Do you have techniques that work for you when trying to help others make decisions? What about things other people have done or said that have helped you when you were stuck?

My Mother Should Fire Me

My mother should at least think about firing me as her organizer…though not as her daughter. In many ways, I am a great daughter. I help my mother in any way I can. I try to help her simplify so she can remember things better, and I live by some of her rules, like making my bed every day.

My mother won’t let the family hire any in-home help beyond the every other week cleaning lady. Her house, her life, her rules. I respect that. So when I visit I gather like items and organize them in homes that work for her, I get rid of old food, and when we are out shopping I remind her of the things she already has plenty of.

So why should she think about firing me? Because I can’t be neutral like I can with clients. I get frustrated and even a little angry, and I know that it shows. I question and judge her choices. I know in my professional organizer brain that her aging mind and body are really struggling, but my daughter brain and heart just want her to be her previously organized self…or at least maintain things I do for her.

My mother should think about firing me because even though I am helping her in some ways, we spend time together having fun, and the no-charge price is great, the stress it puts on our relationship may not be worth it. I often see people turn to family and friends for help de-cluttering and organizing. Sometimes it works great. More often than not, it fails. It is hard enough to help another person make decisions and work at a pace and style that might not match our own. When you add in all the emotions involved in a family or friend relationship, everything gets more complicated.

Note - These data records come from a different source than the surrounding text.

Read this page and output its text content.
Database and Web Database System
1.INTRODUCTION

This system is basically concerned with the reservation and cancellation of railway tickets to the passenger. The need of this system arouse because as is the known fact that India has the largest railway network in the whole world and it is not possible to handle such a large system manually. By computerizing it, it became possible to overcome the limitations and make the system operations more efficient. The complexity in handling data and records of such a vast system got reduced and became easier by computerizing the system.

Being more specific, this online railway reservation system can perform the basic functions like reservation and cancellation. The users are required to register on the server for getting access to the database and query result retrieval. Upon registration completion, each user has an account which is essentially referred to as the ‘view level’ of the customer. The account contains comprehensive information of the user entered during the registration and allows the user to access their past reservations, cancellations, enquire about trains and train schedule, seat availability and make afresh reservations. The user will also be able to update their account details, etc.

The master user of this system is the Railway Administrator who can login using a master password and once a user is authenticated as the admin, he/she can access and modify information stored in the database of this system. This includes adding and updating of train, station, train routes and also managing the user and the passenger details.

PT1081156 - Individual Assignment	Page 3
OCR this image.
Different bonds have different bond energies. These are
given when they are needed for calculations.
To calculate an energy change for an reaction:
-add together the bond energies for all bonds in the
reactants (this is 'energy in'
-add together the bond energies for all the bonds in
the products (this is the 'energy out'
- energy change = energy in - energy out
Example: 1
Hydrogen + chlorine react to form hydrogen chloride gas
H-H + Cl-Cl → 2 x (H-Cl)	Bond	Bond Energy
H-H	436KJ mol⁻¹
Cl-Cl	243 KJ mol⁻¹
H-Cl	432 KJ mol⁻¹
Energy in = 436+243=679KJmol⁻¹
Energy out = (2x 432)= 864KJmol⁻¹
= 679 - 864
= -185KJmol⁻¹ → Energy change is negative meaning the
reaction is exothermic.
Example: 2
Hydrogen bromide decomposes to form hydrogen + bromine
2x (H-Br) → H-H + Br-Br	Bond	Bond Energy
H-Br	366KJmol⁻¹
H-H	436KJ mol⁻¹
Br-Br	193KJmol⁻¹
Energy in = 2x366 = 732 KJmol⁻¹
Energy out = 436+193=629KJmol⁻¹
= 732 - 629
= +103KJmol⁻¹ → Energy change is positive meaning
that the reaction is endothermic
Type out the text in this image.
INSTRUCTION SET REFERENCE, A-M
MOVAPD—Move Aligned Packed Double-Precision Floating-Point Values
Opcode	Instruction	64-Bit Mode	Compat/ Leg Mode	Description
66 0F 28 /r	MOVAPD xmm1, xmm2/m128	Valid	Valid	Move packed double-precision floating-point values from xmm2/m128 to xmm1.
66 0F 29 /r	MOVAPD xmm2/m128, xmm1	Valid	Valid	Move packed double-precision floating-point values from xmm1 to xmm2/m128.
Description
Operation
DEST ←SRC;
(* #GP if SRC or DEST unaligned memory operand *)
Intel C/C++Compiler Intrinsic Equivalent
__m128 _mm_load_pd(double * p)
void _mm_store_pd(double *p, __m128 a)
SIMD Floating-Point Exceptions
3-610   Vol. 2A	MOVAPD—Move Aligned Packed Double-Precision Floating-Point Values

So what do you do if you are in a situation like mine where your family member won’t accept outside help or if you are the one trying to decide whether to use the help of family or friends?
1. Look for a good match of personalities. If the helper is likely to express judgment, work at the wrong pace for you, or has their own agenda, look for a skilled professional organizer.
2. Keep planting seeds about the value of using an outside person. Every now and again I tell my mother how having a paid person means she can have someone help her on a regular basis.
3. Respect a person’s right to choose what is best for them. When there are risks of falls, fires, or other health problems you may have to go against their wishes to maintain safety.

Unless and until my mother decides to allow someone else to help or her safety is a factor, I will do my best to make helping her fun, to look for opportunities to learn more about her, and to keep my emotions in check. If I am truly trying to help her, it is not about me.

Are you trying to help a family member? What do you do to make it work?